We ought to have seen it coming. Or at the very least, the chairman ought. Rewind a year to the summer of 2003. After finding that Town couldn't cheat gravity forever, Furneaux suggested that the side's relegation from Division One was due, at least in part, to an over-reliance on loan players. Instability. Chopping and changing. And John Oster buggering us about. No more of that, he said; Paul Groves is signing ten players on permanent contracts.

But what was the rationale for replacing Graham Rodger with Nicky Law? Law had more contacts in the game; he could bring in even more new players very quickly. Never mind that Rodger had won three games out of six and looked capable of keeping us up with the existing squad. The stability mantra was forgotten. The result was Mickael Antoine-Curier.

What motivates players, then, is not fear but trust. Far from bringing out the best in a player, the threat of unemployment only hinders, hampers, inhibits their play. When a club won't commit to a player by signing them up for longer than the current injury crisis, is it reasonable to expect the proverbial hundred and ten per cent in return? Footballers can perform to their best only when their minds are free from anxiety about contracts and conditions, and when they feel somebody believes in them. This means their clubs coming up with deals of a sufficient length to back up their managers' press conference smiles and "he can do a job for us" platitudes.

So has the lesson been learned? It appeared so when Russell Slade's first signing was announced. Not every former Sheffield Wednesday defender is rubbish, and it was encouraging, as the new manager agreed a two-year deal with Greg Young, to hear him speak of the importance of demonstrating your belief in younger players by signing them up for more than just a season at a time. You can't help but wonder, though, how this announcement would have sounded to Ashley Hildred, who signed up to stay at Blundell Park at around the same time as Young - but was trusted only with a six-month contract.
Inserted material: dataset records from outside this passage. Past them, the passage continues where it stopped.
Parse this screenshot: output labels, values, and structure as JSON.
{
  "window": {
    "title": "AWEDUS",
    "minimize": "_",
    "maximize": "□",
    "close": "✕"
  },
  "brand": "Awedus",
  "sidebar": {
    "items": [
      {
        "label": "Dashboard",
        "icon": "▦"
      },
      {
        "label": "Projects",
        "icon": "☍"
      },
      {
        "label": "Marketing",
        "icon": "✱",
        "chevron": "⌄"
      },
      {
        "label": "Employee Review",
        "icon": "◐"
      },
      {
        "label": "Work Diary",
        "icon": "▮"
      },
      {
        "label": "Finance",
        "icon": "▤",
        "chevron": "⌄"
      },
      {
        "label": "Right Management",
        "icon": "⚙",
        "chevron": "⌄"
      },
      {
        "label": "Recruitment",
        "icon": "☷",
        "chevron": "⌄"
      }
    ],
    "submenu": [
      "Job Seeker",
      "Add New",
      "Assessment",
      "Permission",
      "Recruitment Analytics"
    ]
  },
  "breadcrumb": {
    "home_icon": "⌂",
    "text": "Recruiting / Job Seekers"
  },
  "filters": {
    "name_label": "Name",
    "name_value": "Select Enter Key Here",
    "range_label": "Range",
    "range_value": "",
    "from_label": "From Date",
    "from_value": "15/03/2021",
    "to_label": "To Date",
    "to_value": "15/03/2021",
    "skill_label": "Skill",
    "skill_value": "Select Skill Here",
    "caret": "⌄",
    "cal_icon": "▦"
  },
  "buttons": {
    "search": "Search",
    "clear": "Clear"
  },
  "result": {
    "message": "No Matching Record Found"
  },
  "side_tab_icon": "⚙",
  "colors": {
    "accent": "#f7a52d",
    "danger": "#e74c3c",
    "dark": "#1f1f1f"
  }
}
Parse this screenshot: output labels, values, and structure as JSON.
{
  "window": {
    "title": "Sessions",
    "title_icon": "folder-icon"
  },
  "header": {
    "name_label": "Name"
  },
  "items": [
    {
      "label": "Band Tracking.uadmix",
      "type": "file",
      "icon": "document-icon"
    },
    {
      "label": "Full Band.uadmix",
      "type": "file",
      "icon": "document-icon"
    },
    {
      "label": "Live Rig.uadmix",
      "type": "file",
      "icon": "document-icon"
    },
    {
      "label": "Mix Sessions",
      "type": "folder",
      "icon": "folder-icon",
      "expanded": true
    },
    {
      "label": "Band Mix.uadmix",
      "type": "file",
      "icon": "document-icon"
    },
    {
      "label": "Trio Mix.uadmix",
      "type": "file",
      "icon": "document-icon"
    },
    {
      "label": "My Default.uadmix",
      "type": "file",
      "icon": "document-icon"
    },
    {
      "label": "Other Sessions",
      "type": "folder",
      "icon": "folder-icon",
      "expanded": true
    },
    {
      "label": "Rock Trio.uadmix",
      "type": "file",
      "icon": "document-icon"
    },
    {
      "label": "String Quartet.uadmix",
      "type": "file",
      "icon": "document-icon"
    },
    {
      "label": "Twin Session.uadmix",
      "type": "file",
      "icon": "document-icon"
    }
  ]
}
And when the new recruits started coming in, what sort of vote of confidence did they receive? From Justin Whittle to Rob Jones, it was mostly the sort that says: you're only getting a year in case you turn out to be useless. A year is fair enough for 30-somethings like Whittle and Terry Fleming, but what about the young 'uns? OK, so Hockless's agent is filling his head with nonsense, and letting him keep his options open might have been the only way of keeping him at all. But Slade has been talking up Simon Ramsden as "the future of this club". That's one year, with the option of another year (whatever that means). Some future.

We all know why it's happening this way. We all know about the finances. But it is precisely this nervous recourse to the short-term contract that has caused these hope-sapping, heartbreaking non-performances, making recent Grimsby teams so much less than the sum of their parts - and has ended up costing the club over £1m in the lost TV money and empty seats that result from successive relegations. Two seasons of reluctance to commit to playing contracts of a reasonable length have proved to be a tragically false economy.

And without a change, the club could be stuck in this cycle of underachievement. If 22-year-old Thomas Pinault is good enough to play for Town, then he's good enough to play for Town for three seasons. Slade may be bringing in some perfectly able footballers - just as Groves did before him - but the club's unwillingness to back his judgement by awarding them the contracts he presumably feels they deserve runs the risk of turning them all into Stuart Campbell. You can have the best attitude in the world but if you feel you're being treated like a slab of meat then sooner or later you're going to perform like one.